Monsieur Lazhar a récolté ce matin une nomination dans la catégorie meilleur film en langue étrangère.
Philippe et ses producteurs Luc Déry et Kim McGraw ont appris la nouvelle dans leur condo au Festival de Sundance, en pyjamas et la bouche encore pleine de céréales Lucky Charms! «Quand le mot "Canada" a été mentionné (sur la wediffusion qu'ils écoutaient), on s'est mis à crier et j'ai sauté dans les bras de Luc Déry, comme un bébé!», confie le réalisateur, humble et assez relax malgré les forts sentiments l'envahissant.
Cette annonce est pour le lui le point culminant d'un long processus, qui est toutefois loin d'être terminé. Après avoir remporté les grands honneurs notamment à Toronto, il s'envole dans deux jours pour la Suède et les Pays-Bas ensuite pour des festivals. Il pourrait aussi aller faire un tour à Los Angeles, où le film a reçu une belle couverture dans les magazines.
«C'est incroyable qu'un film à petit budget comme ça, une démarche intime, se retrouve à côté de grosses productions hollywoodiennes, au gala le plus prestigieux et ostentatoire de la planète», lance Philippe Falardeau. Lui qui a appris grâce à un à des bonzes de la capitale du cinéma, Steven Spielberg, qu'il y a avait un réalisateur derrière toute grosse production avec <@Ri>Close encounters of the third kind<@$p>.
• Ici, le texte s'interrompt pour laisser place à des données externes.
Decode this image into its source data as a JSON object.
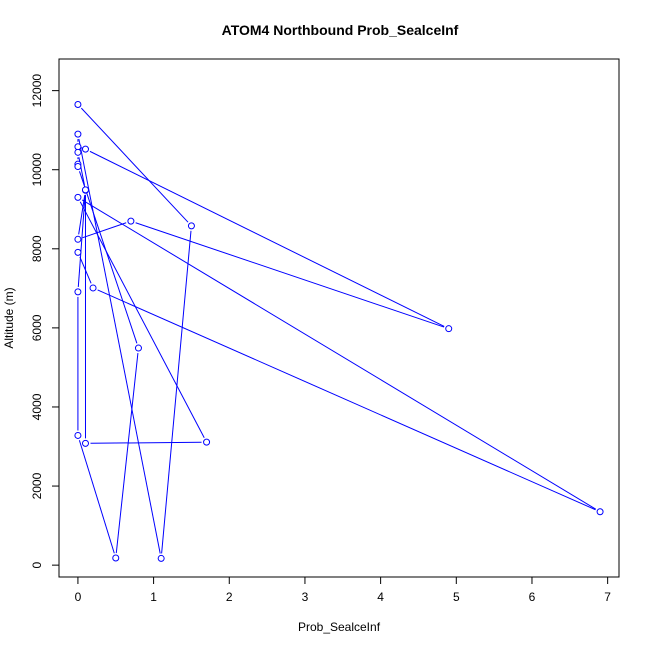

«Ça nous engage à continuer de faire des films qu'on a en-dedans, sans recette.»
Sa recette a lui a été de diriger Monsieur Lazhar avec cœur et conviction. Il a tenu à remercier toute son équipe, où qu'elle soit, et tous les comédiens, dont Fellag et "tous les enfants de la classe".
Il a rappelé que le film avait touché les gens parce qu'il explore les conséquences du suicide dans l'encourage du disparu. Les thèmes de l'école primaire et de l'immigration ont pu aussi soulever les passions.
«Mais jamais je n'aurais pu penser que ça se rendrait aux Oscars, avoue-t-il. J'aurais trouvé ça grotesque si on en avait parlé à la sortie du film.»
Les Oscars
Pas trop jet set, Philippe Falardeau ne sait pas trop à quoi s'en tenir pour le gala. Il écoutera bien sûr les conseils de Luc Déry et Kim McGraw, dont le voyage sur le tapis rouge est encore frais.
Et s'il monte sur scène? Fera-t-il comme Denys Arcand? «Je vais essayer de dire des choses intelligentes aujourd'hui et après, on verra. Quand on monte sur cette scène, on se retrouve devant des millions de personnes qui ne nous connaissent pas! Mais je vais me préparer dans les prochaines semaines, tout en gardant en tête que ces mots pourraient ne jamais être dits.»
Il fera la lutte aux longs-métrages "Bullhead" (Belgique), "Footnote" (Israël), "In Darkness" (Pologne) et "A Separation" (Iran), un film qu'il a vu et détesté à la fois, car selon lui, il viendra se dresser devant lui et son équipe lors de la cérémonie du 26 février.
Il s'agit du troisième film québécois en neuf ans à être en nomination au plus prestigieux gala cinématographique de la planète depuis "Incendies" (2011) de Denis Villeneuve et "Les invasions barbares" (2003) de Denys Arcand. Ce dernier avait aussi brigué les suffrages avec Le déclin de l'empire américain (1986) et Jésus de Montréal (1989).
Philippe Falardeau espère que cette vitrine ne freinera pas trop son prochain projet, pour lequel il jongle entre "deux scénarios et demi". Il désire continuer de travailler avec des artistes du Québec et ce buzz des Oscars ne changera rien à sa personnalité, affirme-t-il.